Retirement planning is a stressful time for everyone. With healthcare costs on the rise, it is very important to factor these costs into your overall retirement plan. In the past, financial advisors struggled to accurately forecast healthcare costs and expenses, but new tools have emerged to help. According to a recent Investopedia article, “the Insured Retirement Institute, an association for the retirement income industry, recently teamed up with HealthView Services, a provider of retirement healthcare cost data, to make the HealthView Prime cost planning tool available to IRI’s members.”
Healthcare costs are expected to exceed Social Security benefits for most Americans, making retirement planning a daunting task.
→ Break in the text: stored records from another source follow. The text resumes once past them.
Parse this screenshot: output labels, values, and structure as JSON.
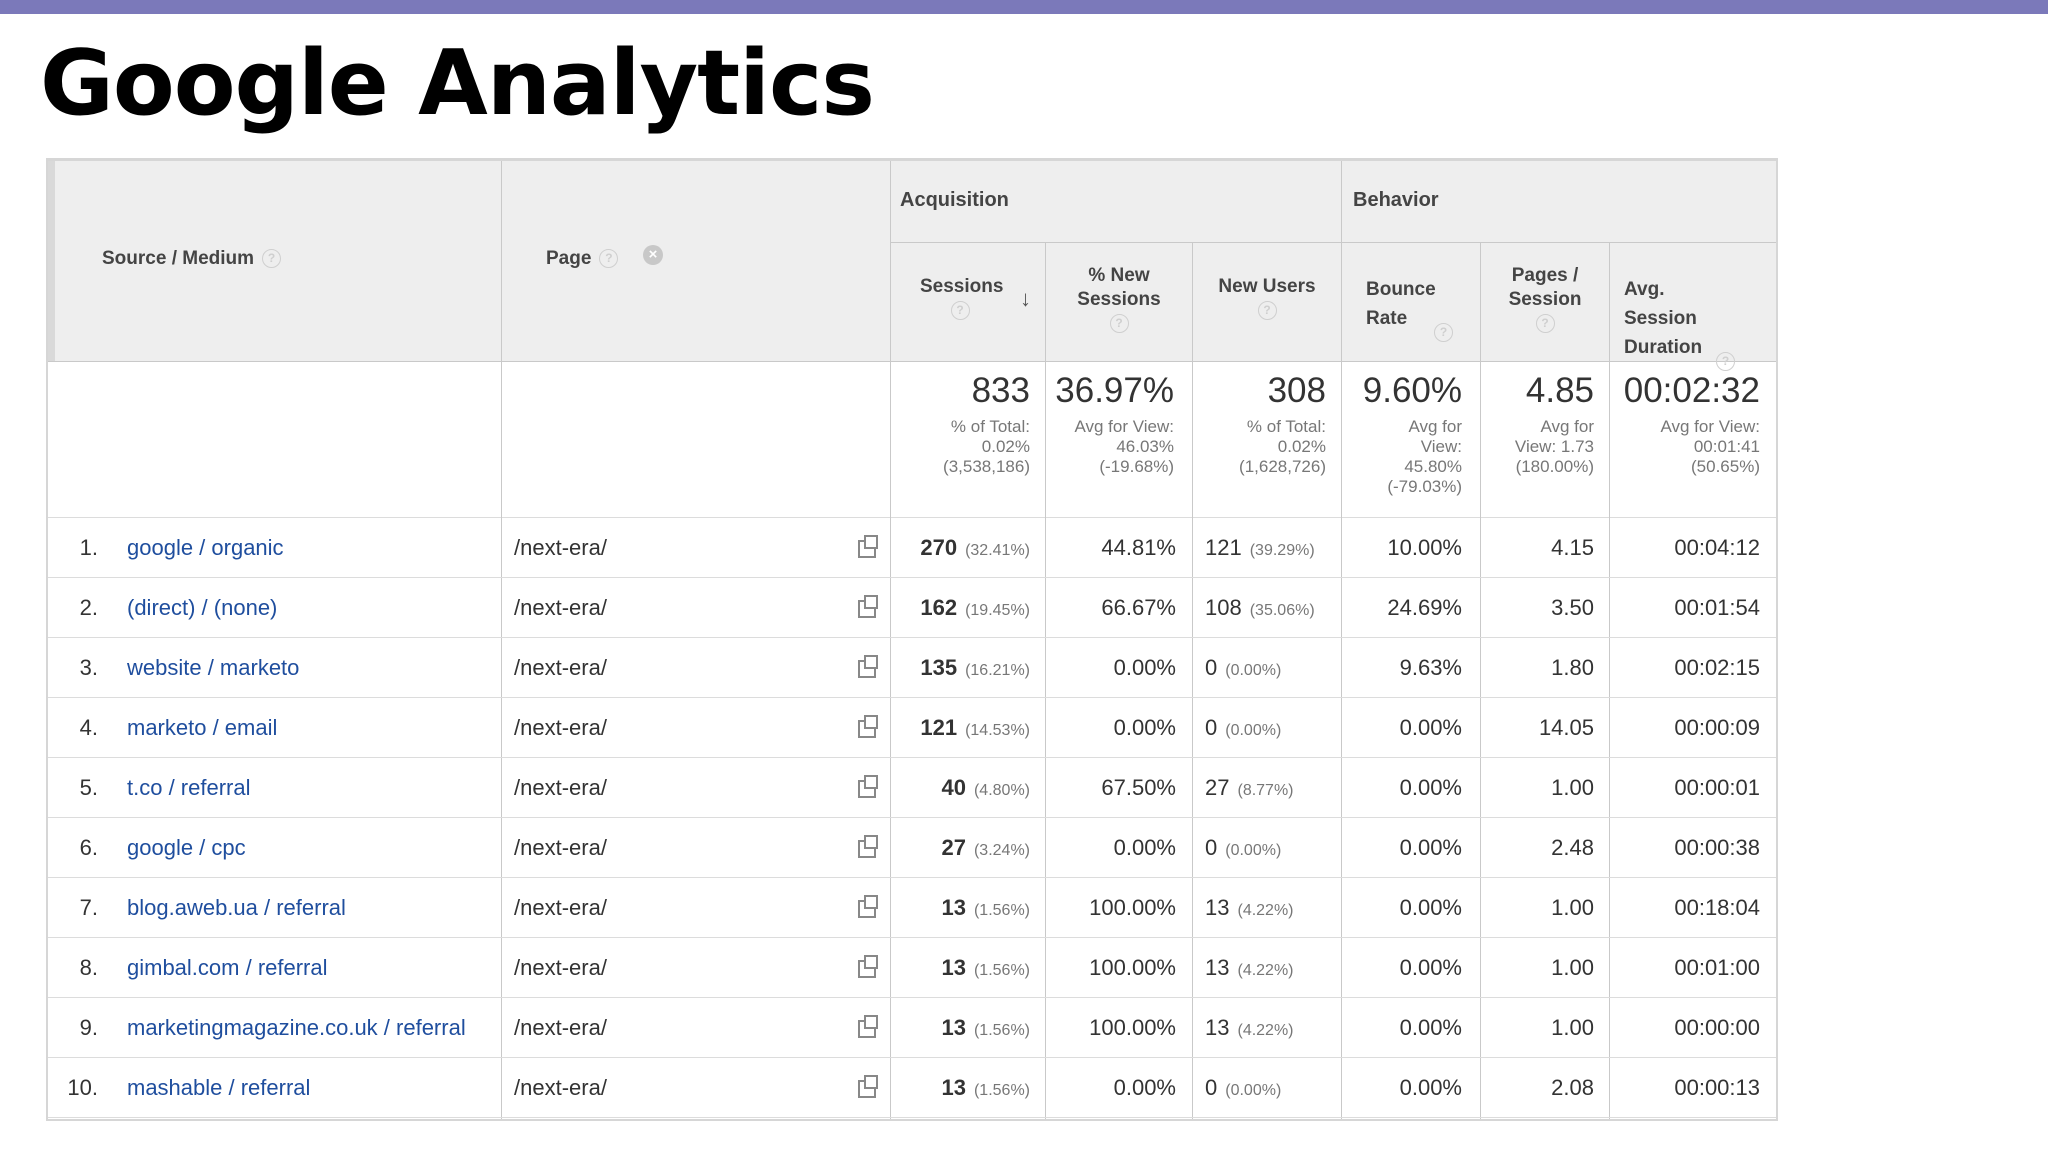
{
  "slide": {
    "title": "Google Analytics",
    "accent_color": "#7b79ba"
  },
  "report": {
    "groups": {
      "acquisition": "Acquisition",
      "behavior": "Behavior"
    },
    "columns": {
      "source_medium": "Source / Medium",
      "page": "Page",
      "sessions": "Sessions",
      "new_sessions": "% New Sessions",
      "new_users": "New Users",
      "bounce_rate": "Bounce Rate",
      "pages_session": "Pages / Session",
      "avg_duration": "Avg. Session Duration"
    },
    "totals": {
      "sessions": {
        "value": "833",
        "detail": "% of Total:\n0.02%\n(3,538,186)"
      },
      "new_sessions": {
        "value": "36.97%",
        "detail": "Avg for View:\n46.03%\n(-19.68%)"
      },
      "new_users": {
        "value": "308",
        "detail": "% of Total:\n0.02%\n(1,628,726)"
      },
      "bounce_rate": {
        "value": "9.60%",
        "detail": "Avg for\nView:\n45.80%\n(-79.03%)"
      },
      "pages_session": {
        "value": "4.85",
        "detail": "Avg for\nView: 1.73\n(180.00%)"
      },
      "avg_duration": {
        "value": "00:02:32",
        "detail": "Avg for View:\n00:01:41\n(50.65%)"
      }
    },
    "rows": [
      {
        "rank": "1.",
        "source": "google / organic",
        "page": "/next-era/",
        "sessions": "270",
        "sessions_pct": "(32.41%)",
        "new_sessions": "44.81%",
        "new_users": "121",
        "new_users_pct": "(39.29%)",
        "bounce": "10.00%",
        "pages": "4.15",
        "duration": "00:04:12"
      },
      {
        "rank": "2.",
        "source": "(direct) / (none)",
        "page": "/next-era/",
        "sessions": "162",
        "sessions_pct": "(19.45%)",
        "new_sessions": "66.67%",
        "new_users": "108",
        "new_users_pct": "(35.06%)",
        "bounce": "24.69%",
        "pages": "3.50",
        "duration": "00:01:54"
      },
      {
        "rank": "3.",
        "source": "website / marketo",
        "page": "/next-era/",
        "sessions": "135",
        "sessions_pct": "(16.21%)",
        "new_sessions": "0.00%",
        "new_users": "0",
        "new_users_pct": "(0.00%)",
        "bounce": "9.63%",
        "pages": "1.80",
        "duration": "00:02:15"
      },
      {
        "rank": "4.",
        "source": "marketo / email",
        "page": "/next-era/",
        "sessions": "121",
        "sessions_pct": "(14.53%)",
        "new_sessions": "0.00%",
        "new_users": "0",
        "new_users_pct": "(0.00%)",
        "bounce": "0.00%",
        "pages": "14.05",
        "duration": "00:00:09"
      },
      {
        "rank": "5.",
        "source": "t.co / referral",
        "page": "/next-era/",
        "sessions": "40",
        "sessions_pct": "(4.80%)",
        "new_sessions": "67.50%",
        "new_users": "27",
        "new_users_pct": "(8.77%)",
        "bounce": "0.00%",
        "pages": "1.00",
        "duration": "00:00:01"
      },
      {
        "rank": "6.",
        "source": "google / cpc",
        "page": "/next-era/",
        "sessions": "27",
        "sessions_pct": "(3.24%)",
        "new_sessions": "0.00%",
        "new_users": "0",
        "new_users_pct": "(0.00%)",
        "bounce": "0.00%",
        "pages": "2.48",
        "duration": "00:00:38"
      },
      {
        "rank": "7.",
        "source": "blog.aweb.ua / referral",
        "page": "/next-era/",
        "sessions": "13",
        "sessions_pct": "(1.56%)",
        "new_sessions": "100.00%",
        "new_users": "13",
        "new_users_pct": "(4.22%)",
        "bounce": "0.00%",
        "pages": "1.00",
        "duration": "00:18:04"
      },
      {
        "rank": "8.",
        "source": "gimbal.com / referral",
        "page": "/next-era/",
        "sessions": "13",
        "sessions_pct": "(1.56%)",
        "new_sessions": "100.00%",
        "new_users": "13",
        "new_users_pct": "(4.22%)",
        "bounce": "0.00%",
        "pages": "1.00",
        "duration": "00:01:00"
      },
      {
        "rank": "9.",
        "source": "marketingmagazine.co.uk / referral",
        "page": "/next-era/",
        "sessions": "13",
        "sessions_pct": "(1.56%)",
        "new_sessions": "100.00%",
        "new_users": "13",
        "new_users_pct": "(4.22%)",
        "bounce": "0.00%",
        "pages": "1.00",
        "duration": "00:00:00"
      },
      {
        "rank": "10.",
        "source": "mashable / referral",
        "page": "/next-era/",
        "sessions": "13",
        "sessions_pct": "(1.56%)",
        "new_sessions": "0.00%",
        "new_users": "0",
        "new_users_pct": "(0.00%)",
        "bounce": "0.00%",
        "pages": "2.08",
        "duration": "00:00:13"
      }
    ]
  }
}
According to HealthView, “the inflation rate for basic healthcare is 5-7% per year…that means that majority of Americans living on a fixed income will not be able to keep up with their healthcare costs.” A financial advisor can help ease the pain and costs of retirement planning.
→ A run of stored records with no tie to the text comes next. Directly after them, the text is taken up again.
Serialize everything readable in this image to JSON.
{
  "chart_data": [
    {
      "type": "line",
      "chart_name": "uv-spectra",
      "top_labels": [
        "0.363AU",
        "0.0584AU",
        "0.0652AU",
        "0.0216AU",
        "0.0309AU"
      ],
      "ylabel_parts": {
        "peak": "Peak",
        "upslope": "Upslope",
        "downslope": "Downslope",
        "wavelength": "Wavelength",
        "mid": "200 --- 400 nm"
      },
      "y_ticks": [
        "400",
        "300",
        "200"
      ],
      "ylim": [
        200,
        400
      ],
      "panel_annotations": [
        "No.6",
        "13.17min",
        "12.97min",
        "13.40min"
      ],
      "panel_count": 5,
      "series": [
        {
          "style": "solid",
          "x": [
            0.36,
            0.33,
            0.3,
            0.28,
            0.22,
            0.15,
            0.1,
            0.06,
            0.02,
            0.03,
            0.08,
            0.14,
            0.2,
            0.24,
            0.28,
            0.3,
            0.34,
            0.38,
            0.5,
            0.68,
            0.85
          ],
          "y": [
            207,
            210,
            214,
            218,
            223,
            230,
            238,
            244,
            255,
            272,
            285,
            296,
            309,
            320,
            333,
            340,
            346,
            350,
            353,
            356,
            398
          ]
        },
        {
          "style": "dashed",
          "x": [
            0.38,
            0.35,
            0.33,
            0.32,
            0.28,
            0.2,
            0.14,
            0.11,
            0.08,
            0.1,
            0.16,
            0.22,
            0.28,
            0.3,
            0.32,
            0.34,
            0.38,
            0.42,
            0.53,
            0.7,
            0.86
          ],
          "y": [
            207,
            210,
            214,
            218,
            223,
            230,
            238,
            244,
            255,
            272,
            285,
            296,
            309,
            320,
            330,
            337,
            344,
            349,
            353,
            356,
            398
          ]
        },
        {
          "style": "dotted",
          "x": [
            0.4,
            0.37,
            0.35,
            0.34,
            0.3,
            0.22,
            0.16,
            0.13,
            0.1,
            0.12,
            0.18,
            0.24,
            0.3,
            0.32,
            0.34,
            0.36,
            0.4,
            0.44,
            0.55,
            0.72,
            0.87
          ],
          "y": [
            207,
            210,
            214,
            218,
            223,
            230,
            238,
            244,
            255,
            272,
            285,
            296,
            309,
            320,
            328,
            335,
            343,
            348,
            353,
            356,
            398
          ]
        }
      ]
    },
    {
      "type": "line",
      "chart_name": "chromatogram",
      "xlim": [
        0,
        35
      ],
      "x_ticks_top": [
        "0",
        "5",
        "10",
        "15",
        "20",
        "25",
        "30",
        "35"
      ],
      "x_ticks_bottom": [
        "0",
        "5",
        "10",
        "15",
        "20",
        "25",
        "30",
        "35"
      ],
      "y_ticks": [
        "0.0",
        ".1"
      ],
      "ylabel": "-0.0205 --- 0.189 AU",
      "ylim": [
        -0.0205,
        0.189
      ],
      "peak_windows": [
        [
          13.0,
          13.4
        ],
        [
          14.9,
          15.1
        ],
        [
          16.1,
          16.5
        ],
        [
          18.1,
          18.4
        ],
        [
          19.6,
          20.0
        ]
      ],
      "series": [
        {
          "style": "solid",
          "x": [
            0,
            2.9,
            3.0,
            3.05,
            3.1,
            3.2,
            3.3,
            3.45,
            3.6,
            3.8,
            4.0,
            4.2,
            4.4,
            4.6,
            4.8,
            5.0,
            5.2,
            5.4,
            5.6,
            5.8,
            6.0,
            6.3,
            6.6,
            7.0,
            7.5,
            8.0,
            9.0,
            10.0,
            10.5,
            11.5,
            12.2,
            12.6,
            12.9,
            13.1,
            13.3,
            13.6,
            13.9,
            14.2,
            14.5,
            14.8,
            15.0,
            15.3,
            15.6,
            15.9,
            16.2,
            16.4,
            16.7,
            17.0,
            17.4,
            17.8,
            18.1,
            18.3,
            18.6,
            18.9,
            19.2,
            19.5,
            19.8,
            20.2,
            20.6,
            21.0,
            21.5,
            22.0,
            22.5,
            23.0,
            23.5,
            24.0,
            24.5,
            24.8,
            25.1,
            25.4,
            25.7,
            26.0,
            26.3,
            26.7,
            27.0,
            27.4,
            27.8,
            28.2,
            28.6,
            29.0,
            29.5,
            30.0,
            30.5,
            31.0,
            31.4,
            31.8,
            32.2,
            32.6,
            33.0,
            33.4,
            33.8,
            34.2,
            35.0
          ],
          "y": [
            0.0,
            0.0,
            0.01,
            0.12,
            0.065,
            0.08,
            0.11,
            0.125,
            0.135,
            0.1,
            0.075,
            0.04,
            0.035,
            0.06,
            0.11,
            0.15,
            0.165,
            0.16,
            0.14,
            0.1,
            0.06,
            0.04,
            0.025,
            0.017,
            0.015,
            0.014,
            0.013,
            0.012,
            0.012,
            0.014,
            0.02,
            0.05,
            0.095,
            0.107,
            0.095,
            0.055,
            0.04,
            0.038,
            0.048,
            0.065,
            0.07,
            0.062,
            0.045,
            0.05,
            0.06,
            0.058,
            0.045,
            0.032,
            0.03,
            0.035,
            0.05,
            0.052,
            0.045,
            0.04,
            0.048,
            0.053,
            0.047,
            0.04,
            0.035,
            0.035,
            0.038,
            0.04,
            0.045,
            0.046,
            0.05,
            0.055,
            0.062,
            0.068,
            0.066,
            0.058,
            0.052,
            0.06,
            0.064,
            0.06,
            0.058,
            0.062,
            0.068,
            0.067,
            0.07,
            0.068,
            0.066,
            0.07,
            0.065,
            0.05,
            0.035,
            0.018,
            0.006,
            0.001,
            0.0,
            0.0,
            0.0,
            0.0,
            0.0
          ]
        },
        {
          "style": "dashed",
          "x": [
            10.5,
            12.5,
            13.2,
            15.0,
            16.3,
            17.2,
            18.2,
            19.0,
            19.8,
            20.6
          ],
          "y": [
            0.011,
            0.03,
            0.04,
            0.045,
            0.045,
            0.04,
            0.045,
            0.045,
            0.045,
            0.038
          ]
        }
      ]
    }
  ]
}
Here are a couple ways financial advisors can help reduce healthcare costs in retirement: 1) Medicare premiums are “means-tested,” 2) “Advisors should be assessing their clients modified adjusted gross income (MAGI), which is used to calculate the higher surcharges.” Lastly, a financial advisor can help strategize as to when you should be withdrawing funds from your retirement accounts and when to begin claiming social security. At the end of the day, retirement planning is a difficult process for anyone. Leveraging the services of a reputable financial advisor can help you to mitigate financial risks and reduce your overall healthcare payments in retirement.